Why, then, is Dlamini-Zuma, and not Mkhize, the des­ig­nated suc­ces­sor for Zuma’s fac­tion?

Some ob­servers of ANC pol­i­tics claim that he has been un­able to ac­quire suf­fi­cient “se­nior­ity” to take on Deputy Pres­i­dent Cyril Ramaphosa. Af­ter all, Ramaphosa be­came ANC sec­re­tarygen­eral in 1991, when he even had Zuma as his deputy. Mkhize, in con­trast, rose to the lesser po­si­tion of trea­surer-gen­eral only two decades later. For this rea­son, they ar­gue that DlaminiZuma should serve a term be­fore hand­ing over to an un­op­posed Mkhize. But the se­nior­ity DlaminiZuma os­ten­si­bly en­joys has been granted to her pri­mar­ily by her for­mer hus­band. Zuma ex­pended un­told na­tional po­lit­i­cal cap­i­tal to se­cure a se­nior AU po­si­tion for her.
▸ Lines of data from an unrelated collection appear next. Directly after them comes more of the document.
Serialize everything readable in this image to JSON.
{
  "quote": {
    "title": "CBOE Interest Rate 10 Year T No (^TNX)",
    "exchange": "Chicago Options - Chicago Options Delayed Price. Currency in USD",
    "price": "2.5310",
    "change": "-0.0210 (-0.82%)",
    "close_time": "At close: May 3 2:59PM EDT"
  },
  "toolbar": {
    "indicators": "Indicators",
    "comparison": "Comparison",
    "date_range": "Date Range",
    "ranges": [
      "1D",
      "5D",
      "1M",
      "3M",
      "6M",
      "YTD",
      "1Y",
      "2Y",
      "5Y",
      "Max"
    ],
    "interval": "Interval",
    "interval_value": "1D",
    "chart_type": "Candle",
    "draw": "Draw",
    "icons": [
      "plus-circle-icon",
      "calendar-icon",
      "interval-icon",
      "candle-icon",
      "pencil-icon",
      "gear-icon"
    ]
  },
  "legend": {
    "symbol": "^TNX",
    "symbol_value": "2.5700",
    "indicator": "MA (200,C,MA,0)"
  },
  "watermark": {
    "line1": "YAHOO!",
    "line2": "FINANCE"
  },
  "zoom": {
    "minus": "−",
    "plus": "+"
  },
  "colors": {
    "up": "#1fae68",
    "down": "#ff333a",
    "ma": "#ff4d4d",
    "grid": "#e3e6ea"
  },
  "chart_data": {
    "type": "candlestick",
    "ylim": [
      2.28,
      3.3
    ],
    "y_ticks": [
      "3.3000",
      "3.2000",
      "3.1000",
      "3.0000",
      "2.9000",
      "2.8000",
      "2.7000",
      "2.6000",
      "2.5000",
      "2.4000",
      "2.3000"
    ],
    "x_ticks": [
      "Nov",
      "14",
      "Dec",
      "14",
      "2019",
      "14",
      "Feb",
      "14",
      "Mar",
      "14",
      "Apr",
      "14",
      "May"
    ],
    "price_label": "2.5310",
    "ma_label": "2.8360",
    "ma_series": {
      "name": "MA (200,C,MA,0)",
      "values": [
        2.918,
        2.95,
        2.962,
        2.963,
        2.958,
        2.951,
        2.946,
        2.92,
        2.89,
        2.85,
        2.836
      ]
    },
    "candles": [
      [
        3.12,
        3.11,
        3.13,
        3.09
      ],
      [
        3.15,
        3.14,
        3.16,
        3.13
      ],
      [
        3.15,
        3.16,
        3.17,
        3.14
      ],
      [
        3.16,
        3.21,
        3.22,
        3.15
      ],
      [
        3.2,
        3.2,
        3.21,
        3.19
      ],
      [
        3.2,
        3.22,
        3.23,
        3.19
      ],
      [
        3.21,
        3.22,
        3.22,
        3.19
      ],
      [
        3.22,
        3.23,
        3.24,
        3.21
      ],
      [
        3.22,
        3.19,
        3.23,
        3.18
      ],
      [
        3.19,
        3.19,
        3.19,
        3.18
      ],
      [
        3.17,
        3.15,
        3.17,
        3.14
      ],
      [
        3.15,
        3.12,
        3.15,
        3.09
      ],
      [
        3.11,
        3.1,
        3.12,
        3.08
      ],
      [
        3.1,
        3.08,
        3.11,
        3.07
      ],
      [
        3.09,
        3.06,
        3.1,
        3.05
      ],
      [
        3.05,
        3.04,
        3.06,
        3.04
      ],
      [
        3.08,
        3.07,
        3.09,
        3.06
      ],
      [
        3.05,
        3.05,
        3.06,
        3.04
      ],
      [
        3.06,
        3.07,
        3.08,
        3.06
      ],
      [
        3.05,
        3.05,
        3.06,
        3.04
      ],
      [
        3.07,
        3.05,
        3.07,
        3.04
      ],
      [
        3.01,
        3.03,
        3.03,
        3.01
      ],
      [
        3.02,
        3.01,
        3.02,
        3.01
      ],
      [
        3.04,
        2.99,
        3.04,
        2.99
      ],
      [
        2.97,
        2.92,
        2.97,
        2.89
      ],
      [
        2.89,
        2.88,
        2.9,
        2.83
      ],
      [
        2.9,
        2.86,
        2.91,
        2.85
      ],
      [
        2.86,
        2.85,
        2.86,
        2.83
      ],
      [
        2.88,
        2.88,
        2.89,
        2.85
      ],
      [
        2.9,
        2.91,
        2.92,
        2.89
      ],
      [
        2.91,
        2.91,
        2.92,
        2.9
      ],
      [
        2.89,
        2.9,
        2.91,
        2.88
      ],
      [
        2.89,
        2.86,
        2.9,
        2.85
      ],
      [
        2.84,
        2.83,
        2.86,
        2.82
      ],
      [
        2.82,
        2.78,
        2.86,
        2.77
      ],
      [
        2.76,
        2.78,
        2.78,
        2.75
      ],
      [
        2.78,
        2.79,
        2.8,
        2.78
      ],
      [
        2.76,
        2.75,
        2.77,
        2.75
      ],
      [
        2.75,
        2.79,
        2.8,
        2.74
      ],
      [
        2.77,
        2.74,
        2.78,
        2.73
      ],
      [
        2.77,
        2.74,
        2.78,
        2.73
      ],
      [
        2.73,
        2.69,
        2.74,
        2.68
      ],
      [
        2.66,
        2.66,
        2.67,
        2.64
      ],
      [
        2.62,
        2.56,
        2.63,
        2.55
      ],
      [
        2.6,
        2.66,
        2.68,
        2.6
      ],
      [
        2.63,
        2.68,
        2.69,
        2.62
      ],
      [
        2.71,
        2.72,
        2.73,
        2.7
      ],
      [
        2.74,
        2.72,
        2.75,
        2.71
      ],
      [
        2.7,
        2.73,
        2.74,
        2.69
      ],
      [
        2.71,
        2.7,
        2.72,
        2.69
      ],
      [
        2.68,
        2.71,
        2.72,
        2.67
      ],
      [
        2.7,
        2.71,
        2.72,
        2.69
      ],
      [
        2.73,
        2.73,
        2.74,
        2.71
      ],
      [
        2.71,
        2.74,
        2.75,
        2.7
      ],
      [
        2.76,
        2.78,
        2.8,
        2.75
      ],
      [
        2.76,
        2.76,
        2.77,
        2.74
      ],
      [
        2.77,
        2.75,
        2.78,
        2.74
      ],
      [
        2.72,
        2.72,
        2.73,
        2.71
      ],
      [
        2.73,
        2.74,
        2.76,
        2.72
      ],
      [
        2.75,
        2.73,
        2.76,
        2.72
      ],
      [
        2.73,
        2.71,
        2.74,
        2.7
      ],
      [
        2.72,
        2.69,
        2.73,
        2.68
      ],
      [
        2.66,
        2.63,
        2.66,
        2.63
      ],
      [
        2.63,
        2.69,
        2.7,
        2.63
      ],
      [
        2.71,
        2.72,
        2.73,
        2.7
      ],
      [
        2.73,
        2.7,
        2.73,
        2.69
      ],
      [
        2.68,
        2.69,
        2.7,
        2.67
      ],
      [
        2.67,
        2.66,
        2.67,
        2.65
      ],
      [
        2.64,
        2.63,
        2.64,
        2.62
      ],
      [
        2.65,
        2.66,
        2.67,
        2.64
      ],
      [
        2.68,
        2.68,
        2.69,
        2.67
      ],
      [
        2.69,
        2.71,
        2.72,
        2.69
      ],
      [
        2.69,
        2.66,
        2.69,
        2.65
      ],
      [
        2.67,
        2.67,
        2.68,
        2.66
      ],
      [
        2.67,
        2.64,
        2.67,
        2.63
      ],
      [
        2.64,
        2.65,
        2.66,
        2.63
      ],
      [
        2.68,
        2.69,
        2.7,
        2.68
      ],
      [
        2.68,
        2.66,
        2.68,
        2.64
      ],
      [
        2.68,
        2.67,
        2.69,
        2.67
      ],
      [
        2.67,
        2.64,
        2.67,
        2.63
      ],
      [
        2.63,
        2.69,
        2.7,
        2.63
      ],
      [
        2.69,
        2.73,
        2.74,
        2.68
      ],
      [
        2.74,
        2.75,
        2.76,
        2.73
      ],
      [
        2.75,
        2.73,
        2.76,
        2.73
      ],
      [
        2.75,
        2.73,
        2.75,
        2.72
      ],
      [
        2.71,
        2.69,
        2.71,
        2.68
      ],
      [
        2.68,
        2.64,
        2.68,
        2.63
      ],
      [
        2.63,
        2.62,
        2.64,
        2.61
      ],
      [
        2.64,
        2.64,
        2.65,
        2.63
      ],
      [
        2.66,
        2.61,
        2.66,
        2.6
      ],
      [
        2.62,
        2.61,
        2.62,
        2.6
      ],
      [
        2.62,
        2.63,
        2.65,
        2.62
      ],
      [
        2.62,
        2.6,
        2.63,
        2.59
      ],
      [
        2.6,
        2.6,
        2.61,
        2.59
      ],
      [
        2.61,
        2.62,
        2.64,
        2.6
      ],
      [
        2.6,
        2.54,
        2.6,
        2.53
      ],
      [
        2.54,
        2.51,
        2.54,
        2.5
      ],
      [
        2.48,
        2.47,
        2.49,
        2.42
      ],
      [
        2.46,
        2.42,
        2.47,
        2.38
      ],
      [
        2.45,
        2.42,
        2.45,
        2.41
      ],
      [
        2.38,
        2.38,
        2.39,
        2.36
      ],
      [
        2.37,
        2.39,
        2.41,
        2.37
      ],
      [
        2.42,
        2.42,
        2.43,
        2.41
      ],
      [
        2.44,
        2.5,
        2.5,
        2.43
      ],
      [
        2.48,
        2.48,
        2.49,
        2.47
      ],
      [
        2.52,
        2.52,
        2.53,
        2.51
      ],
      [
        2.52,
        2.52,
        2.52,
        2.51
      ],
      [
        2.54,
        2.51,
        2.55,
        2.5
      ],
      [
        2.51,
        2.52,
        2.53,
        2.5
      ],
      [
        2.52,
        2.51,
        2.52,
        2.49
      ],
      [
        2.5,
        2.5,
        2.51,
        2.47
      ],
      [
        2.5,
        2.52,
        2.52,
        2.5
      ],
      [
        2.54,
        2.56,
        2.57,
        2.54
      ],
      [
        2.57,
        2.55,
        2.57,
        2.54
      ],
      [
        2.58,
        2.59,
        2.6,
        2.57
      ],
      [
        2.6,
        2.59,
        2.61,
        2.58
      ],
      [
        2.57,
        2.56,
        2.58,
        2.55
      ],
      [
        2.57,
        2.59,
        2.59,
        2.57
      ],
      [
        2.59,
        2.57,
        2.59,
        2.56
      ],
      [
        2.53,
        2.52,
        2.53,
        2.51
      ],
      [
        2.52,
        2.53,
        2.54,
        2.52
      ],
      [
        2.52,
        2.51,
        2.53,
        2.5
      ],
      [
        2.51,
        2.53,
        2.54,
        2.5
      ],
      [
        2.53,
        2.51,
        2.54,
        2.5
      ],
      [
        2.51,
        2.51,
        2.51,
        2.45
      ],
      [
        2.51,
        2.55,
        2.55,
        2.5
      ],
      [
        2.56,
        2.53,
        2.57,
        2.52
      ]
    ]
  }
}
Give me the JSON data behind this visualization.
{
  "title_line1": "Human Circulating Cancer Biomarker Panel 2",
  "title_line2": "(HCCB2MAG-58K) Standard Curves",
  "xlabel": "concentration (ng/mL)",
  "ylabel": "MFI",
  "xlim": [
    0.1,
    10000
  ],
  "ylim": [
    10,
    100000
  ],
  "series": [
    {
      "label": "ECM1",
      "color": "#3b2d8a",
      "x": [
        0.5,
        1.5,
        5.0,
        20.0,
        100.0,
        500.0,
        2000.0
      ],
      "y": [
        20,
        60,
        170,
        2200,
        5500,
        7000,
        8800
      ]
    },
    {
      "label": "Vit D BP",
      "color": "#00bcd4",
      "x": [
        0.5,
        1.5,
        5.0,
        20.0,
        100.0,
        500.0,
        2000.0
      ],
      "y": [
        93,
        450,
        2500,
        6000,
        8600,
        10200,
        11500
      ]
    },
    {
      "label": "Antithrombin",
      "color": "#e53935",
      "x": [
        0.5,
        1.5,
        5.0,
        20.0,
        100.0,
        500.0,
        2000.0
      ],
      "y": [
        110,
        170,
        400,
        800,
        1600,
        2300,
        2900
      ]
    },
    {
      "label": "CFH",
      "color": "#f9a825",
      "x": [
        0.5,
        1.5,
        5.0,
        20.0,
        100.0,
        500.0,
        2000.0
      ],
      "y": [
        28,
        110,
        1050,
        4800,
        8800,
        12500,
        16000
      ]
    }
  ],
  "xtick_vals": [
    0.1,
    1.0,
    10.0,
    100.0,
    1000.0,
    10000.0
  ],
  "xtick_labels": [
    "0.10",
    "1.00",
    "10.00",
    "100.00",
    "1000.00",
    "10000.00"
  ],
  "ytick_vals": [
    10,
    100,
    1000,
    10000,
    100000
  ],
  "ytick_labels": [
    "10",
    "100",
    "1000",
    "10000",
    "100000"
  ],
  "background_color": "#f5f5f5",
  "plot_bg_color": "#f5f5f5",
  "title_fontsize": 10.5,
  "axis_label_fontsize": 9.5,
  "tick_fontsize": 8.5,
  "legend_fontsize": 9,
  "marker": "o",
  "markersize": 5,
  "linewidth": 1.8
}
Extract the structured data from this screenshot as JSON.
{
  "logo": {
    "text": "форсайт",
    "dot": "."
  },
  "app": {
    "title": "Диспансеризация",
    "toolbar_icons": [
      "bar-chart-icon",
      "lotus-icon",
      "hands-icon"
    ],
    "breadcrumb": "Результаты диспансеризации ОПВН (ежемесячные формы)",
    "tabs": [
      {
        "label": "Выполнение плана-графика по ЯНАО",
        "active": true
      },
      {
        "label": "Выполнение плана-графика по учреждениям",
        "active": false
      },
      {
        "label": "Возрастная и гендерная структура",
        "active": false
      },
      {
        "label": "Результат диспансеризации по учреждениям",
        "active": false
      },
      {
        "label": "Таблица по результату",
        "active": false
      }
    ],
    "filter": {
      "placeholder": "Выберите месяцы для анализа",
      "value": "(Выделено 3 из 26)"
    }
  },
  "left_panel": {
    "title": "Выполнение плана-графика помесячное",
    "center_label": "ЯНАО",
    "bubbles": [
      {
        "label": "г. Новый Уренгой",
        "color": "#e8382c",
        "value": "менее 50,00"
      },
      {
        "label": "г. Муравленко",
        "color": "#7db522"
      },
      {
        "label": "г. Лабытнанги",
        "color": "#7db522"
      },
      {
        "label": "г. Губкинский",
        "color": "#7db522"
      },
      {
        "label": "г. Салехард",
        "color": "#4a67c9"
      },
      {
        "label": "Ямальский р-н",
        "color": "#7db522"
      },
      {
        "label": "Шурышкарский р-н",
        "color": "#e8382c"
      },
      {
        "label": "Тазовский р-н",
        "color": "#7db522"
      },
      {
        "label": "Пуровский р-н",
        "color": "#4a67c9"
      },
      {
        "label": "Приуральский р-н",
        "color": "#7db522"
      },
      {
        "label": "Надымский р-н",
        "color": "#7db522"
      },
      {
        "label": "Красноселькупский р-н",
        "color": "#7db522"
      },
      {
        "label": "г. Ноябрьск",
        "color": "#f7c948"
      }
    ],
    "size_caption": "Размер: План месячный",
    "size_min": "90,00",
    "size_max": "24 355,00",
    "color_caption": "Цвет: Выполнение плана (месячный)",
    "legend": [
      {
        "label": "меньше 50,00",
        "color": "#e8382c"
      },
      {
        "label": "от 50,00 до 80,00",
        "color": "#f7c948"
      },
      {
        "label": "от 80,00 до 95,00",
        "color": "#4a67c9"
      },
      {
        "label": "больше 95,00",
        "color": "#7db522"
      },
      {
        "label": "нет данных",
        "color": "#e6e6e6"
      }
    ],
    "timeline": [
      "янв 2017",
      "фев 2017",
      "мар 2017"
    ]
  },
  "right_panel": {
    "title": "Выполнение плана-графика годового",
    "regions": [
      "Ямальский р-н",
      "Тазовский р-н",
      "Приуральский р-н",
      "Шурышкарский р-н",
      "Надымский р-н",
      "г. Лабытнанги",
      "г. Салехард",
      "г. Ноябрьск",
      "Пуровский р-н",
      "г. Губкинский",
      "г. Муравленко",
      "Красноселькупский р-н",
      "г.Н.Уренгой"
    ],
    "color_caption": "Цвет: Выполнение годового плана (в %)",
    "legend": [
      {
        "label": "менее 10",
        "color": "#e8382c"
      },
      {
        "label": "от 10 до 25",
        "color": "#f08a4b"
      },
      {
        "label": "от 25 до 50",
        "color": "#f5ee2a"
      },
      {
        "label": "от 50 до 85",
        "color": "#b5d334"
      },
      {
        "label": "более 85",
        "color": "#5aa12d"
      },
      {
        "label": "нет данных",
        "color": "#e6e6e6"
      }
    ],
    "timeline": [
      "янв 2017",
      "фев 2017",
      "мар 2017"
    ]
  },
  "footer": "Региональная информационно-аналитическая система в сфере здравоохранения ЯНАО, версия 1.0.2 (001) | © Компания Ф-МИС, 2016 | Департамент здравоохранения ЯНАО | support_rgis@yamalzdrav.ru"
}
If only Zuma al­lowed merit to speak, Mkhize would be­come the can­di­date to beat for the ANC pres­i­dency. It might, or might not, be a de­sir­able out­come for him to de­feat Ramaphosa in the suc­ces­sion race — some­thing he is fully equipped to do. But, ei­ther way, the coun­try would be saved from a di­rec­tion­less Dlamini-Zuma term that it can­not af­ford. Such an out­come would also res­cue the ANC from a po­ten­tially dis­as­trous elec­toral counter-re­ac­tion. How could it sur­vive the choice of an age­ing non­pres­i­dent who stands for noth­ing but the past, per­sonal pa­tron­age and pa­tri­arch-spon­sored pseudo-fem­i­nism?